Jakarta, CNBC Indonesia - Nilai tukar rupiah terhadap dolar Amerika Serikat (AS) bergerak menguat di perdagangan pasar spot pagi ini. Amukan dolar AS yang mereda membuat rupiah punya ruang untuk menyalip.
Pada Kamis (13/8/2020), US$ 1 setara dengan Rp 14.685 kala pembukaan pasar spot. Sama persis dengan posisi penutupan perdagangan hari sebelumnya atau stagnan.
Namun tidak lama kemudian rupiah menyeberang ke zona hijau. Pada pukul 09:04 WIB, US$ 1 dihargai Rp 14.680 di mana rupiah menguat tipis 0,03%.
Kemarin, rupiah membukukan depresiasi 0,44% di hadapan dolar AS. Depresiasi itu sudah cukup untuk membuat rupiah jadi mata uang terlemah di Asia.
Harap maklum, kemarin dolar AS sedang trengginas. Mata uang Negeri Paman Sam sepertinya ingin balas dendam karena sudah begitu lama teraniaya.
Dalam sebulan terakhir, Dollar Index (yang mengukur posisi greenback di hadapan enam mata uang utama dunia) terkoreksi sampai 3,11%. Selama tiga bulan ke belakang malah sudah ambrol 7,17%.
Namun hari ini dolar AS sudah lebih kalem. Pada pukul 07:42 WIB, Dollar Index kembali melemah 0,18%.
Perburuan investor terhadap dolar AS berakhir seiring selesainya lelang obligasi pemerintah Negeri Adikuasa. Dini hari tadi waktu Indonesia, pemerintah AS melelang tiga seri obligasi dengan tenor 105 hari, 154 hari, dan 10 tahun. Total dana yang diraup dalam lelang ini adalah US$ 93 miliar. Bahkan untuk yang tenor 10 tahun mencapai US$ 38 miliar, tertinggi dalam sejarah.
Momentum di mana pelaku pasar membutuhkan dolar AS sudah berlalu. Lelang sudah selesai, barang sudah didapat, buat apa lagi mengoleksi dolar AS?
Investor memang sedang kurang berminat terhadap mata uang Negeri Adidaya.

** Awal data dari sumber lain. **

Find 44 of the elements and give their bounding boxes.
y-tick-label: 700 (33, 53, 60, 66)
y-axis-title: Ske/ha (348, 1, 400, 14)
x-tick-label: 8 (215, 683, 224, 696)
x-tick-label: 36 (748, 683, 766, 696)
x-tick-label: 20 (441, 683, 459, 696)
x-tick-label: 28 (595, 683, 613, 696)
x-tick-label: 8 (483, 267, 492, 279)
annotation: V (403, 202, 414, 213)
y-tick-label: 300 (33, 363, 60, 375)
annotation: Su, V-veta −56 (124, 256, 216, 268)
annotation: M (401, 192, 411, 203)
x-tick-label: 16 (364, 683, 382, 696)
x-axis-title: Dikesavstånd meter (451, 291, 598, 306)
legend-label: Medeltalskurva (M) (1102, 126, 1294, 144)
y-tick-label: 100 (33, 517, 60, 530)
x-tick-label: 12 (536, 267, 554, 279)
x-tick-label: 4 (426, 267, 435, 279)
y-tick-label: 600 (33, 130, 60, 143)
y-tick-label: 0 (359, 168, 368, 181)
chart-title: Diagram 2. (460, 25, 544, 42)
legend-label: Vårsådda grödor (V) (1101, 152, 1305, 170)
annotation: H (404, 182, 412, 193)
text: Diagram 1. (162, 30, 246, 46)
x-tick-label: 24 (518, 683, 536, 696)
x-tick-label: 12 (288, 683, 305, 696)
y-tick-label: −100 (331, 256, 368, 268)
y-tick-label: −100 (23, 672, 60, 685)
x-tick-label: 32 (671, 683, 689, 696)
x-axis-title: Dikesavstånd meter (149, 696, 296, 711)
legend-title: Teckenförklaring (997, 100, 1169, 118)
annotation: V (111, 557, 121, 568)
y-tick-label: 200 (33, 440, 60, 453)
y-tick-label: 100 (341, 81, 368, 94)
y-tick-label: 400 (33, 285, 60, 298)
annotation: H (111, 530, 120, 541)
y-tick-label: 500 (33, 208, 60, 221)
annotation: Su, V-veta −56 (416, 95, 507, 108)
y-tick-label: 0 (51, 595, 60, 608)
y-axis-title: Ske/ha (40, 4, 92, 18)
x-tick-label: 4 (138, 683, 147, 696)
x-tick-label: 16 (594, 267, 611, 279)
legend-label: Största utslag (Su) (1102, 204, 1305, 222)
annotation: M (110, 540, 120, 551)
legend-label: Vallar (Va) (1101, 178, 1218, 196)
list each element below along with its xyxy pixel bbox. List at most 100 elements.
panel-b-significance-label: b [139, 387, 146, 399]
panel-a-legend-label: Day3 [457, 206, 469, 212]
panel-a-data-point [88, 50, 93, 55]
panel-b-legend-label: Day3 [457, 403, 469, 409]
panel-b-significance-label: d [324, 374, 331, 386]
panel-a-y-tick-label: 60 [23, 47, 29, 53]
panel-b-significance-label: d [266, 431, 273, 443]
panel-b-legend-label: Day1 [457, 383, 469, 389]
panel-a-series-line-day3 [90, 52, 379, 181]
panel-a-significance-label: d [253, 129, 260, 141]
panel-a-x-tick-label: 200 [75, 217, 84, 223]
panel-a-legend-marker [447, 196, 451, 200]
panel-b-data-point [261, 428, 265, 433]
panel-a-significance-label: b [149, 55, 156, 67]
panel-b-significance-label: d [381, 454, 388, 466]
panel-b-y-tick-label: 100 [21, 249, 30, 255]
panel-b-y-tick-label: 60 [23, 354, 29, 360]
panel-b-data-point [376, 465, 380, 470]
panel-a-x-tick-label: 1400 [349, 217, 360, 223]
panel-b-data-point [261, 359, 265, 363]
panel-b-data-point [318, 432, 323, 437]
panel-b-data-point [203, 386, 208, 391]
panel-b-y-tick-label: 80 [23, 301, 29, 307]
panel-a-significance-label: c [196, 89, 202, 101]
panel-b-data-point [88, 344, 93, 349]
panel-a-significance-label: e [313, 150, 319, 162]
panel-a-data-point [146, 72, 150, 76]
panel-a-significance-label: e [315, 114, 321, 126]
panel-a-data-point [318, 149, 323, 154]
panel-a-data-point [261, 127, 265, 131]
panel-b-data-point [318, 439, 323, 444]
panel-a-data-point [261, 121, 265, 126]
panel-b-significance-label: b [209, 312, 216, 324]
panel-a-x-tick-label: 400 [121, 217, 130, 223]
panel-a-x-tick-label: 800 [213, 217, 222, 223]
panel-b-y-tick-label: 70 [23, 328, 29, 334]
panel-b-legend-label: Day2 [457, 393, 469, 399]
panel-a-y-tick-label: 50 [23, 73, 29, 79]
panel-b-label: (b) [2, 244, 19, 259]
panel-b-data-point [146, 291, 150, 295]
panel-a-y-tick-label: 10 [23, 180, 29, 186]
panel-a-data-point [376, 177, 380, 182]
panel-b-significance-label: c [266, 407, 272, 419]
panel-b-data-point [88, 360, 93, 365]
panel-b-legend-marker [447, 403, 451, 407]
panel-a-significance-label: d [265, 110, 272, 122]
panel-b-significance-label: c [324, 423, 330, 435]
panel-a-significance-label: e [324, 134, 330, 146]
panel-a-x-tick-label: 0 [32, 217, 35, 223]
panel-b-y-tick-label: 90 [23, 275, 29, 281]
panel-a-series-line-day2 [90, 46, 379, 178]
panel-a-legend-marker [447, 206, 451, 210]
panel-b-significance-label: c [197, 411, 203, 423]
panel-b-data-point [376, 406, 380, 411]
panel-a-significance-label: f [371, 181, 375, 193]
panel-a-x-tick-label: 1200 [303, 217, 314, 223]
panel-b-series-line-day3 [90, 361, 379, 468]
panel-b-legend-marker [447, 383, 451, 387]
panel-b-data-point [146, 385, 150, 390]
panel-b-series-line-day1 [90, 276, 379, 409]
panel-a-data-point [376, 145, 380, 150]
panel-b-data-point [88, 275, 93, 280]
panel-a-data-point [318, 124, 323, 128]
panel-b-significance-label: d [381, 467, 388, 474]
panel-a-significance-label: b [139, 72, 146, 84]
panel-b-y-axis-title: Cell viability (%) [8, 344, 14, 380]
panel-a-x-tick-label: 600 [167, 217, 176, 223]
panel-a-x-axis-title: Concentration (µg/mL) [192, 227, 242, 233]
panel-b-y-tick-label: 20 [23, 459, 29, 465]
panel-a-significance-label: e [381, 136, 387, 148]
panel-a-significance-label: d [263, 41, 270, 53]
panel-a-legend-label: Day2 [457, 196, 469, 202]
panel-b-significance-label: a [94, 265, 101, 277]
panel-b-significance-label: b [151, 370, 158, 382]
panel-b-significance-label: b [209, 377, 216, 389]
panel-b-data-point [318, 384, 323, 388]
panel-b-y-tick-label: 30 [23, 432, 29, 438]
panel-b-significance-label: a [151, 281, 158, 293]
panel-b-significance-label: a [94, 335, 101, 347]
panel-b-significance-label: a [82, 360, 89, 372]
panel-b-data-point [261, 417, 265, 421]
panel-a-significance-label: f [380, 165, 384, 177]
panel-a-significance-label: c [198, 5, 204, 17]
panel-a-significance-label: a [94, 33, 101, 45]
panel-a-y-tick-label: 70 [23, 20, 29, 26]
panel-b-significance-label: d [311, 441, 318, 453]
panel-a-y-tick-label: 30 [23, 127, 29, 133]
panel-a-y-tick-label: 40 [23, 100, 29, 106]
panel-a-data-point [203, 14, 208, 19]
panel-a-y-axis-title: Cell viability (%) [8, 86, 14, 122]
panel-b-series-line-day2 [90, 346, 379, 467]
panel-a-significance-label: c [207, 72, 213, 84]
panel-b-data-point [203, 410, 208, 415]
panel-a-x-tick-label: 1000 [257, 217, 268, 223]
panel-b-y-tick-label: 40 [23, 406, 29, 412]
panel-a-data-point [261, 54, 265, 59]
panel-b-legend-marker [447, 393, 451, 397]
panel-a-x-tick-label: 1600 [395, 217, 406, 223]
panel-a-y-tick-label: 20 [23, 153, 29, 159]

Sebab, pembicaraan soal stimulus fiskal baru masih saja macet.
Kubu Partai Republik di House of Representatives (salah satu dari dua kamar yang membentuk Kongres AS) mengusulkan proposal stimulus baru bernilai US$ 1 triliun. Namun kubu oposisi Partai Demokrat enggan menyetujui karena merasa jumlahnya terlalu sedikit.
"Gedung Putih menghindar dari tanggung jawab untuk mengeluarkan paket stimulus dengan jumlah dan cakupan yang memadai. Kami bersedia melanjutkan negosiasi jika pemerintah sudah memiliki pandangan yang lebih serius," tegas Ketua House of Representaives Nancy Pelosi dan Pimpinan Mayoritas Senat Chuck Schumer dalam pernyataan tertulis. Pelosi dan Schumer adalah legislator dari Partai Demokrat.
Steven Mnuchin, Menteri Keuangan AS, mengungkapkan bahwa Demokrat baru ingin membuka ruang dialog jika nilai stimulus fiskal setidaknya US$ 2 triliun. Presiden Donald Trump pun berang.
"Chuck Schumer dan Nancy Pelosi menyandera rakyat AS demi agenda sayap kiri mereka. Negara ini tidak akan menerima hal tersebut," seru Trump, sebagaimana diberitakan Reuters.
Masih gelapnya paket stimulus baru membuat rakyat AS belum bisa menikmati Bantuan Langsung Tunai (BLT). Sebagai informasi, BLT senilai US$ 600/pekan sudah habis masa berlakunya sejak akhir bulan lalu dan tanpa paket stimulus baru maka tidak ada kelanjutannya.
Tanpa uluran tangan pemerintah, sulit untuk membuat ekonomi bergairah. Tanpa BLT, konsumsi rumah tangga AS bakal terus tertekan. Dengan porsi konsumsi rumah tangga yang mencapai lebih dari 70% terhadap pembentukan Produk Domestik Bruto (PDB), prospek pertumbuhan ekonomi AS menjadi suram.
Ini yang membuat pelaku pasar ragu untuk mengoleksi dolar AS. Akibatnya, tekanan terhadap mata uang ini kembali berlanjut.